昨年末から丈治は、東洋テレビで続けて2つ大きな仕事をした。

それがすこぶる評判がよく、今度は局の夏の一大イベントのチャリティ番組のテーマ曲を作ってほしいというオファーがはいったが、案の定、柄じゃねぇと依頼を渋る始末で。

結局、今回も隠れ戦力の綾乃ちゃんの力を借りて、仕事を請けることになった。


ということで、今日はその会議に来ていたのだが、思いもかけず東洋テレビの上層部も出席の大掛かりな会議だった為、自由奔放な丈治はかなり疲労困憊の様子だ。



「ああっ、疲れたっ。おいっ、ケータッ、ちょっと休憩させろっ。」


会議終了後、エレベーターへ向かう廊下を歩きながら、丈治が首をゴキゴキ鳴らし不機嫌な顔を向けてきた。


やっぱり、正解だったな。


この後お偉いさん方から一緒に食事をと誘われていたんだが、この丈治がOKするはずもないと先に断っておいたことに、今更ながらホッとした。

時刻はもう、6時近い。


「飯にするのか?それとも、とりあえずコーヒーでも飲むのか?」


そう尋ねると、とりあえずコーヒーと答えたので、迷わず3階のカフェへ向かうことに決めた。

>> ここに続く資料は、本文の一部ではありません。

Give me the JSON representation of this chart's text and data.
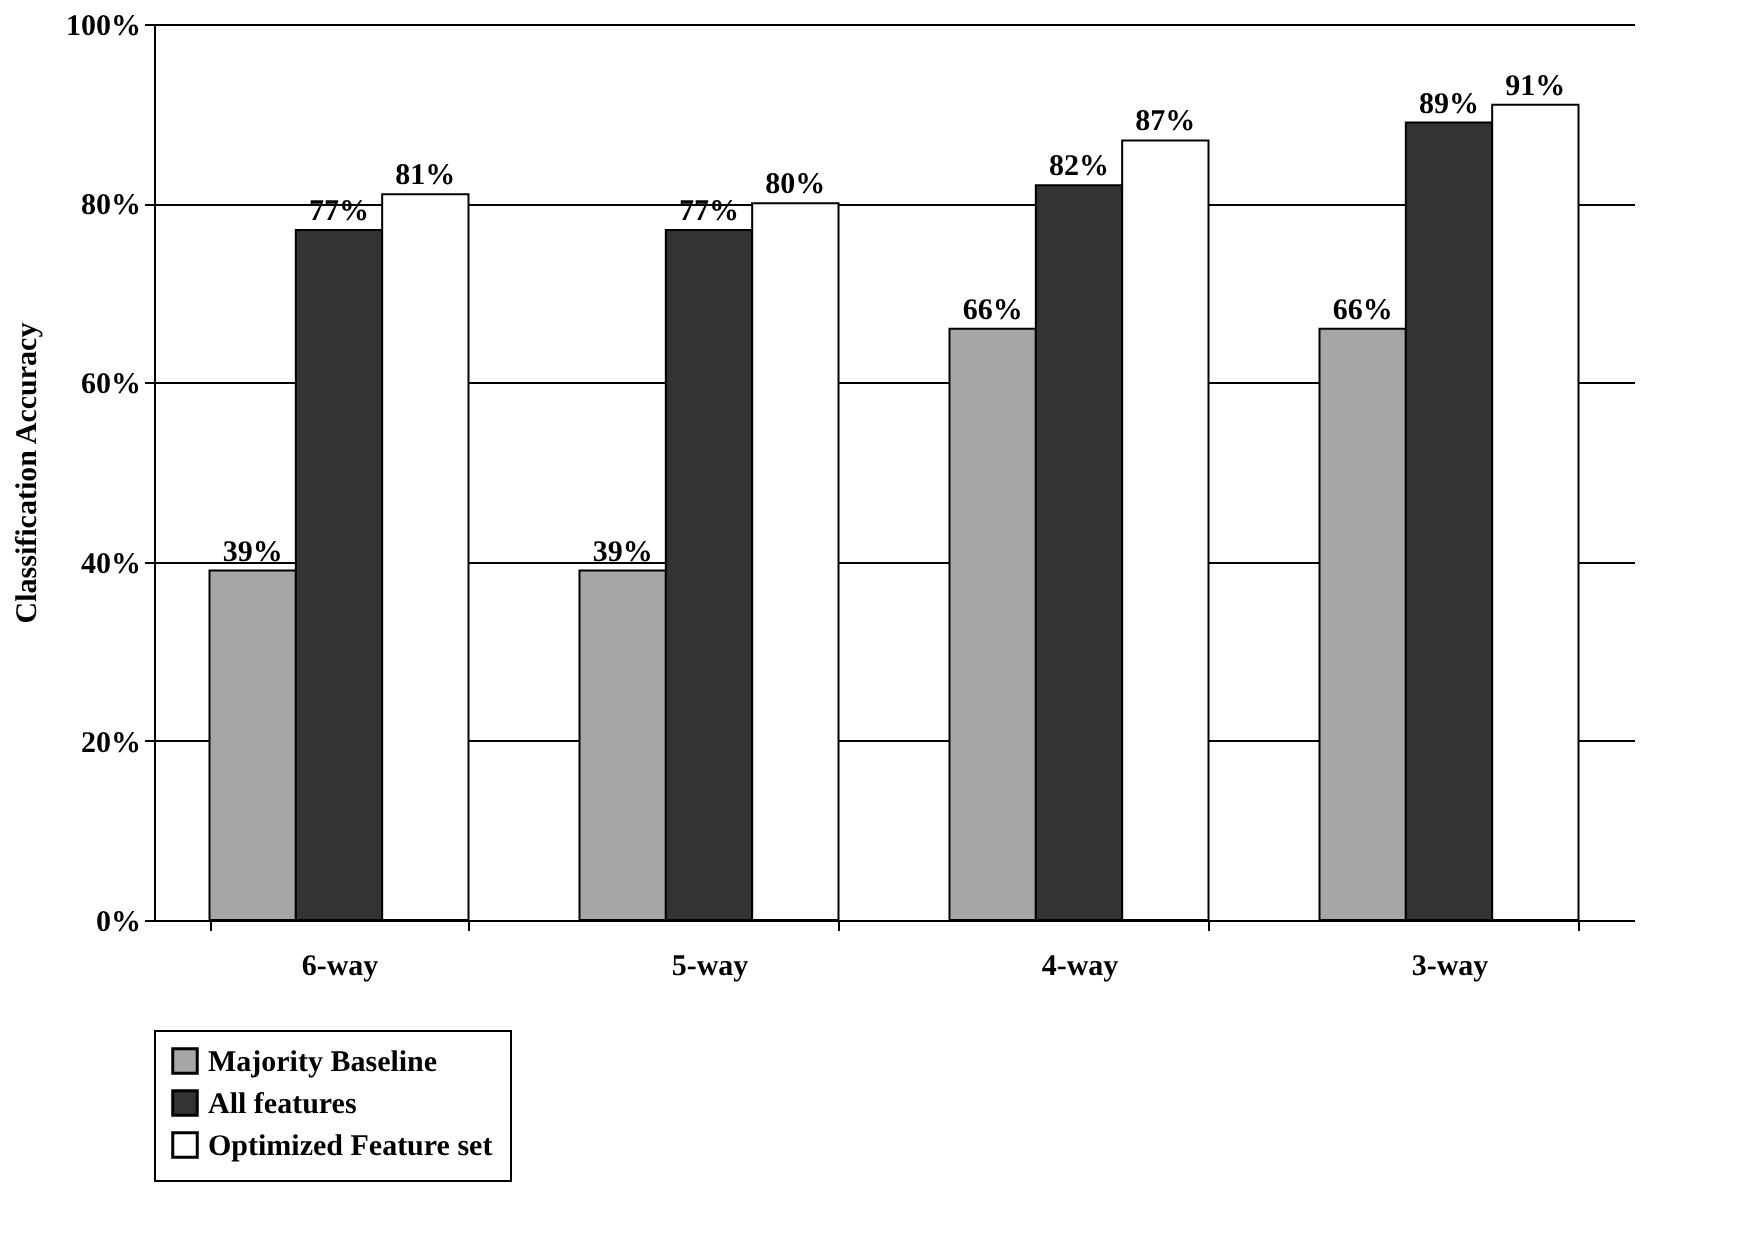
{
  "chart_data": {
    "type": "bar",
    "ylabel": "Classification Accuracy",
    "categories": [
      "6-way",
      "5-way",
      "4-way",
      "3-way"
    ],
    "series": [
      {
        "name": "Majority Baseline",
        "color": "#a6a6a6",
        "values": [
          39,
          39,
          66,
          66
        ],
        "value_labels": [
          "39%",
          "39%",
          "66%",
          "66%"
        ]
      },
      {
        "name": "All features",
        "color": "#333333",
        "values": [
          77,
          77,
          82,
          89
        ],
        "value_labels": [
          "77%",
          "77%",
          "82%",
          "89%"
        ]
      },
      {
        "name": "Optimized Feature set",
        "color": "#ffffff",
        "values": [
          81,
          80,
          87,
          91
        ],
        "value_labels": [
          "81%",
          "80%",
          "87%",
          "91%"
        ]
      }
    ],
    "ylim": [
      0,
      100
    ],
    "yticks": [
      {
        "value": 0,
        "label": "0%"
      },
      {
        "value": 20,
        "label": "20%"
      },
      {
        "value": 40,
        "label": "40%"
      },
      {
        "value": 60,
        "label": "60%"
      },
      {
        "value": 80,
        "label": "80%"
      },
      {
        "value": 100,
        "label": "100%"
      }
    ],
    "grid": "y",
    "legend": "bottom"
  }
}
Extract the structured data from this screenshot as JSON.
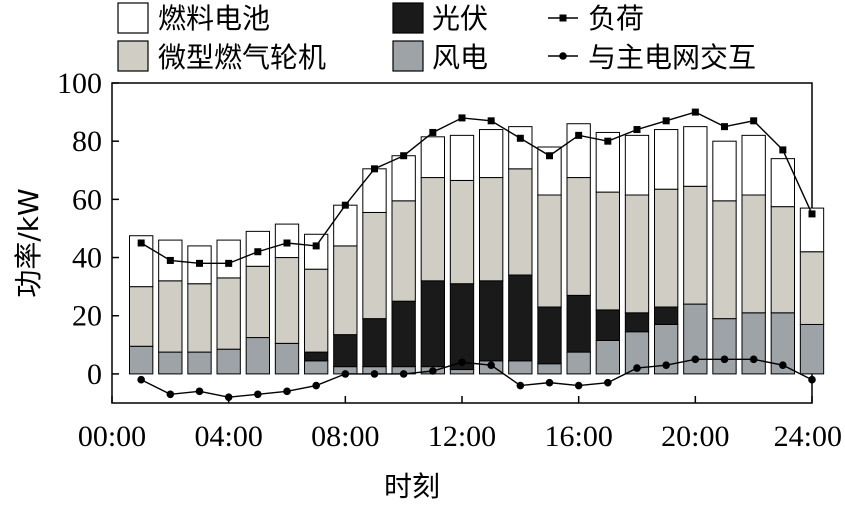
{
  "chart_data": {
    "type": "bar",
    "stacked": true,
    "ylabel": "功率/kW",
    "xlabel": "时刻",
    "ylim": [
      -10,
      100
    ],
    "yticks": [
      "0",
      "20",
      "40",
      "60",
      "80",
      "100"
    ],
    "xticks": [
      "00:00",
      "04:00",
      "08:00",
      "12:00",
      "16:00",
      "20:00",
      "24:00"
    ],
    "hours": [
      1,
      2,
      3,
      4,
      5,
      6,
      7,
      8,
      9,
      10,
      11,
      12,
      13,
      14,
      15,
      16,
      17,
      18,
      19,
      20,
      21,
      22,
      23,
      24
    ],
    "stack_series": [
      {
        "name": "风电",
        "color": "#9ea3a8",
        "values": [
          9.5,
          7.5,
          7.5,
          8.5,
          12.5,
          10.5,
          4.5,
          2.5,
          2.5,
          2.5,
          2.5,
          1.5,
          4.5,
          4.5,
          3.5,
          7.5,
          11.5,
          14.5,
          17,
          24,
          19,
          21,
          21,
          17
        ]
      },
      {
        "name": "光伏",
        "color": "#1a1a1a",
        "values": [
          0,
          0,
          0,
          0,
          0,
          0,
          3,
          11,
          16.5,
          22.5,
          29.5,
          29.5,
          27.5,
          29.5,
          19.5,
          19.5,
          10.5,
          6.5,
          6,
          0,
          0,
          0,
          0,
          0
        ]
      },
      {
        "name": "微型燃气轮机",
        "color": "#cfcdc4",
        "values": [
          20.5,
          24.5,
          23.5,
          24.5,
          24.5,
          29.5,
          28.5,
          30.5,
          36.5,
          34.5,
          35.5,
          35.5,
          35.5,
          36.5,
          38.5,
          40.5,
          40.5,
          40.5,
          40.5,
          40.5,
          40.5,
          40.5,
          36.5,
          25
        ]
      },
      {
        "name": "燃料电池",
        "color": "#ffffff",
        "values": [
          17.5,
          14,
          13,
          13,
          12,
          11.5,
          12,
          14,
          15,
          15.5,
          14,
          15.5,
          16.5,
          14.5,
          16.5,
          18.5,
          20.5,
          20.5,
          20.5,
          20.5,
          20.5,
          20.5,
          16.5,
          15
        ]
      }
    ],
    "line_series": [
      {
        "name": "负荷",
        "marker": "square",
        "values": [
          45,
          39,
          38,
          38,
          42,
          45,
          44,
          58,
          70.5,
          75,
          83,
          88,
          87,
          81,
          75,
          82,
          80,
          84,
          87,
          90,
          85,
          87,
          77,
          55
        ]
      },
      {
        "name": "与主电网交互",
        "marker": "circle",
        "values": [
          -2,
          -7,
          -6,
          -8,
          -7,
          -6,
          -4,
          0,
          0,
          0,
          1,
          4,
          3,
          -4,
          -3,
          -4,
          -3,
          2,
          3,
          5,
          5,
          5,
          3,
          -2
        ]
      }
    ]
  },
  "legend": {
    "fuel_cell": "燃料电池",
    "pv": "光伏",
    "load": "负荷",
    "micro_turbine": "微型燃气轮机",
    "wind": "风电",
    "grid": "与主电网交互"
  }
}
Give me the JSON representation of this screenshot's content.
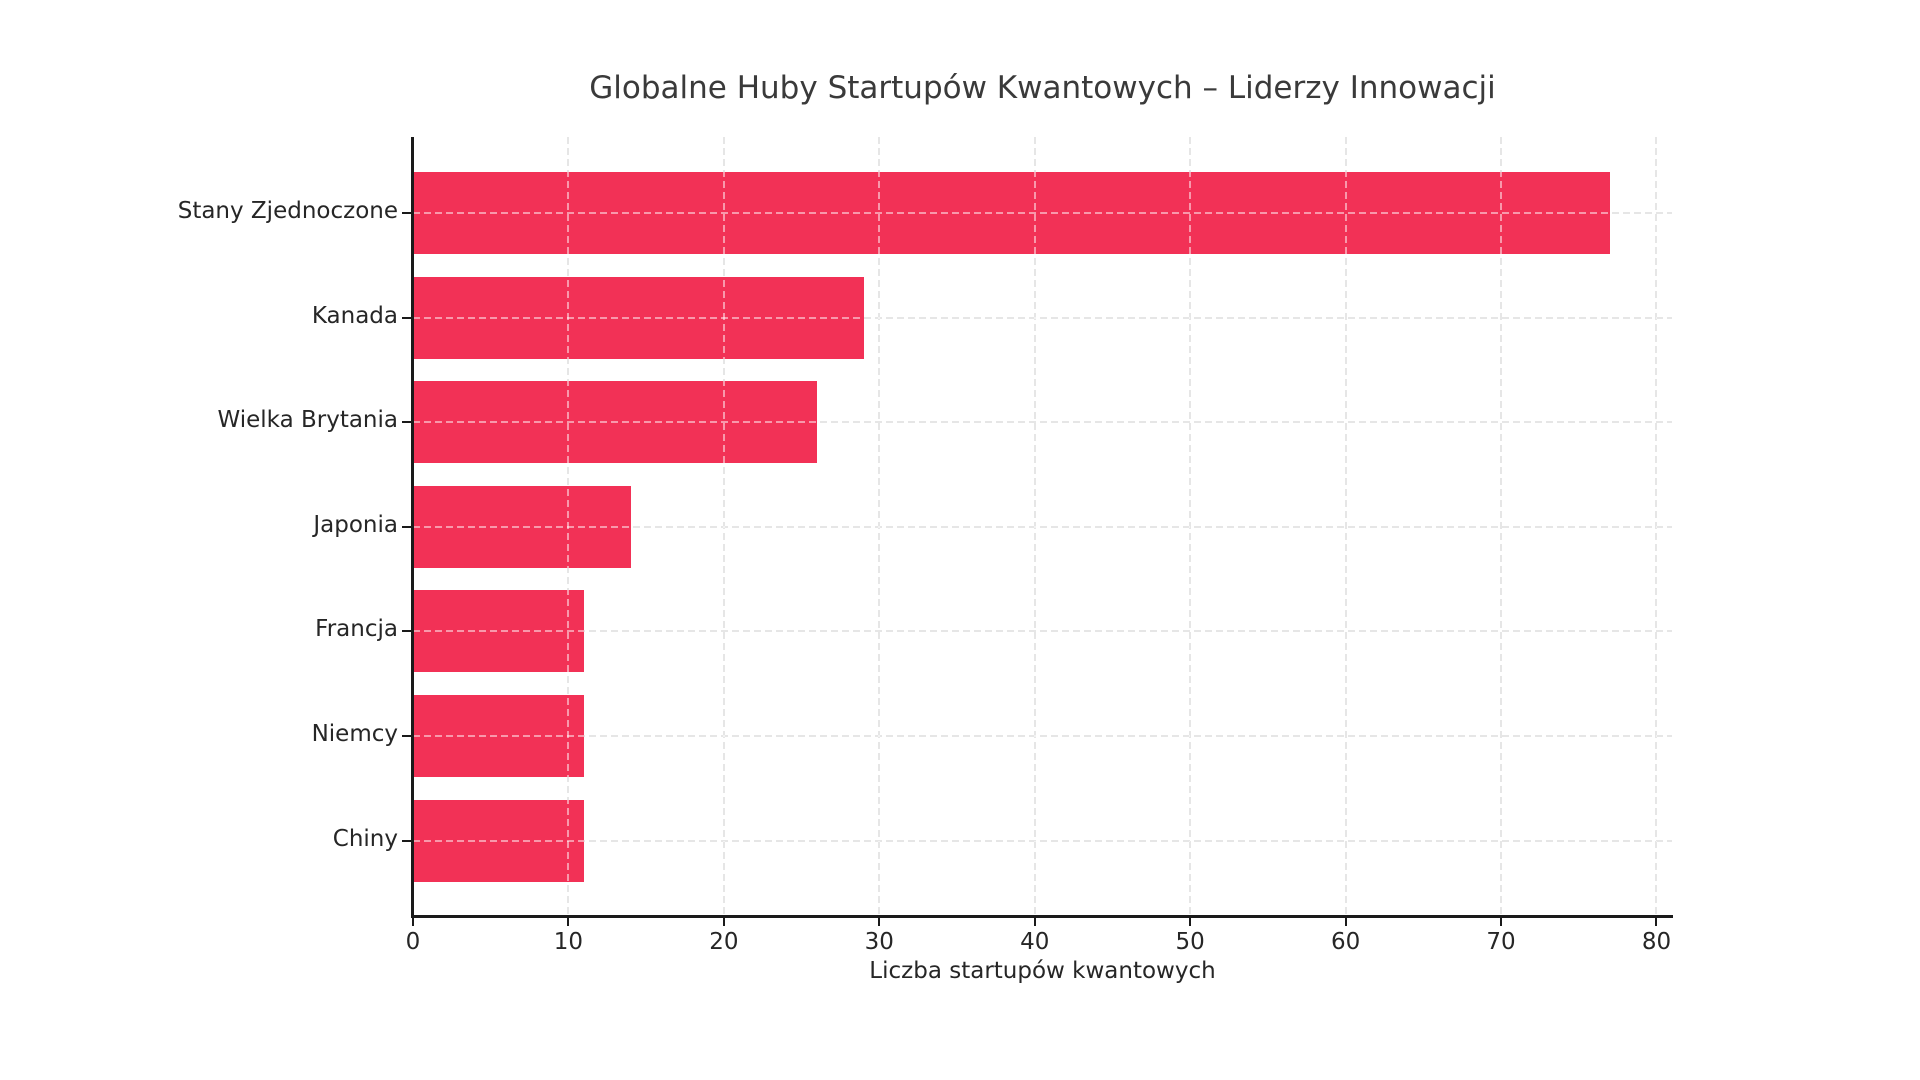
{
  "chart_data": {
    "type": "bar",
    "orientation": "horizontal",
    "title": "Globalne Huby Startupów Kwantowych – Liderzy Innowacji",
    "xlabel": "Liczba startupów kwantowych",
    "ylabel": "",
    "categories": [
      "Stany Zjednoczone",
      "Kanada",
      "Wielka Brytania",
      "Japonia",
      "Francja",
      "Niemcy",
      "Chiny"
    ],
    "values": [
      77,
      29,
      26,
      14,
      11,
      11,
      11
    ],
    "xlim": [
      0,
      81
    ],
    "xticks": [
      0,
      10,
      20,
      30,
      40,
      50,
      60,
      70,
      80
    ],
    "grid": "dashed-both-axes",
    "legend": "none",
    "bar_color": "#F23156",
    "gridline_color": "#cccccc",
    "axis_color": "#1a1a1a",
    "text_color": "#262626",
    "title_color": "#3a3a3a",
    "background_color": "#ffffff"
  }
}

電話をかけるという丈治を店先に残し、先にカフェへ入ると、椿ちゃんと目があった。

にっこりと笑う椿ちゃんに、長時間の会議の疲れが吹き飛んだ。


自分でも不思議だと思う。

女の存在でこんなに自分の心が柔らかくなるなんて。

そんなことは、一生ないと思っていたのに。


いや・・・椿ちゃんだからなのだろうか。


「いらっしゃいませ。ご注文は?」


テーブルに水を置いた椿ちゃんに、もう一人来るからと告げ、コーヒー2つを頼んだ。


「・・・何か、疲れてる?」


伝票に注文を書き込みながら、小さな声で椿ちゃんが聞いてきた。

まあ、付き合うようになって敬語がとれたくらいの距離は縮まった。


「ああ、ずっと昼前からお偉いさん交えての堅苦しい会議だったから・・・でも、椿ちゃんの顔を見て癒されたから大丈夫。」


思っていることをそのまま告げると、椿ちゃんは真っ赤になり伝票を落とした。

で、慌てて拾おうとして、焦ってトレーも落とした。

金属製のトレーなので、店中に派手な音が響きわたった。


「ぶっ。」


相変わらずのドンくささだ。

四方八方に頭を下げている。


「もうっ、木村さんが変なことを言うからっ。」


ケラケラ笑っている俺を、椿ちゃんが恨めしそうに睨んだ。

でも、その顔も可愛いくて、睨んでいる意味はないけどな。



「すんげー、音だったけど、何だぁ?・・・つうか、ケータ・・・お前のその笑顔、キメぇ。」


ドサリと、丈治がムカつくことを言いながら、目の前のソファーに座った。


「うるせぇよっ・・・あ、椿ちゃん、こいつが丈治だ。あの綾乃ちゃんの旦那の。」


俺の水を勝手に飲んでいる丈治を指さしてやった。


「あ?綾乃、知ってんのか?」


綾乃ちゃん以外の女には見向きもしない丈治が、『綾乃ちゃん』ワードに食いついてきた。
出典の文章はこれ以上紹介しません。